BY KAREN BOSSICK
Take a road trip through the heart of Lakota Country, during the Magic Lantern Cinema’s 31st Annual Fall Film Festival.
“Neither Wolf Nor Dog,” is one of a myriad of diverse films being offered from now through the entire month of October. Films will be booked for full week runs so there will be ample opportunity to see them.
Offerings include:
- “The Dark Divide,” stars David Cross in the true story of a conservationist’s life-changing expedition across Washington State’s Gifford Pinchot National Forest, one of America’s largest undeveloped wild lands. A beautiful, quiet, lyrical funny wilderness trip based on the book “Where Bigfoot Walks: Crossing the Dark Divide,” it’s a meditation on loss and picking up the pieces staring David Cross and Debra Messing.
- “The Burnt Orange Heresy” is an erotic thriller set in the high end art world with Italy’s Lake Como serving as a lavish backdrop. Revolving around a man who hired to steal a rare painting, it’s loaded with plot twists.
- “Network,” the 1976 Oscar-winning satire on the television news business, is frighteningly prescient of the television news of today. It stars Faye Dunaway as a TV executive who boosts her ratings with a mad anchorman played by Peter Finch who thinks he speaks for God.
- “Ski Bum” is the bio-epic of Warren Miller, the legendary filmmaker who lived off rabbit stew and Ketchup packets, sleeping in a teardrop trailer in his endless pursuit of the perfect ski run.
- “Sometime Always Never” is a quirky British mystery/comedy revolving around a man who turns his family upside down as he searches for the missing son he hasn’t seen in years.

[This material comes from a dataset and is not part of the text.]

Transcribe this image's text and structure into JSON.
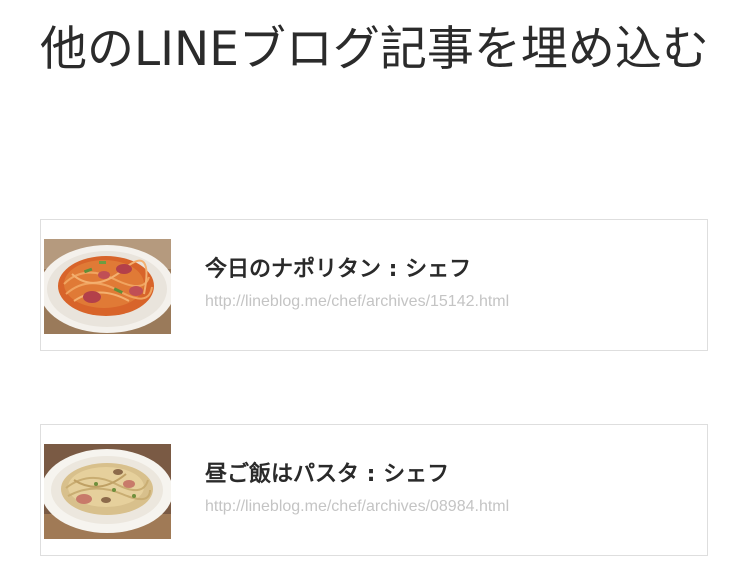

- “Neither Wolf Nor Dog," subtitled “On Forgotten Roads with an Indian Elder” as it is a film about Native American culture. It stars Christopher Sweeney as an author recounting his travels with Dave Bald Eagle, who was 95 years old at the time of the filming in 1995.
It’s notable for its scene at Wounded Knee where filmmakers threw away the script, allowing Dave Bald Eagle to tell his family’s story of the Wounded Knee Massacre of 1890 from his heart. At the end, Wikipedia says, he turned to Sweeney and said, “I’ve been holding that in for 95 years.”
- “Tesla” is a bio-drama starring Ethan Hawke as the iconic inventor Nikola Tesla who fought an uphill battle to bring his revolutionary electrical system to fruition. Included: his interactions with Thomas Edison and J.P. Morgan’s daughter Anne, as well as George Westinghouse, who bought the patents for Tesla’s inventions.
Other films will be added through the month—keep checking www.mlcinemas.com to stay abreast.
The Magic Lantern has reduced seating capacity to accommodate social distancing. Moviegoers will be required to wear a mask as they enter the theater and make their way to their sets; they may lower their masks once seated.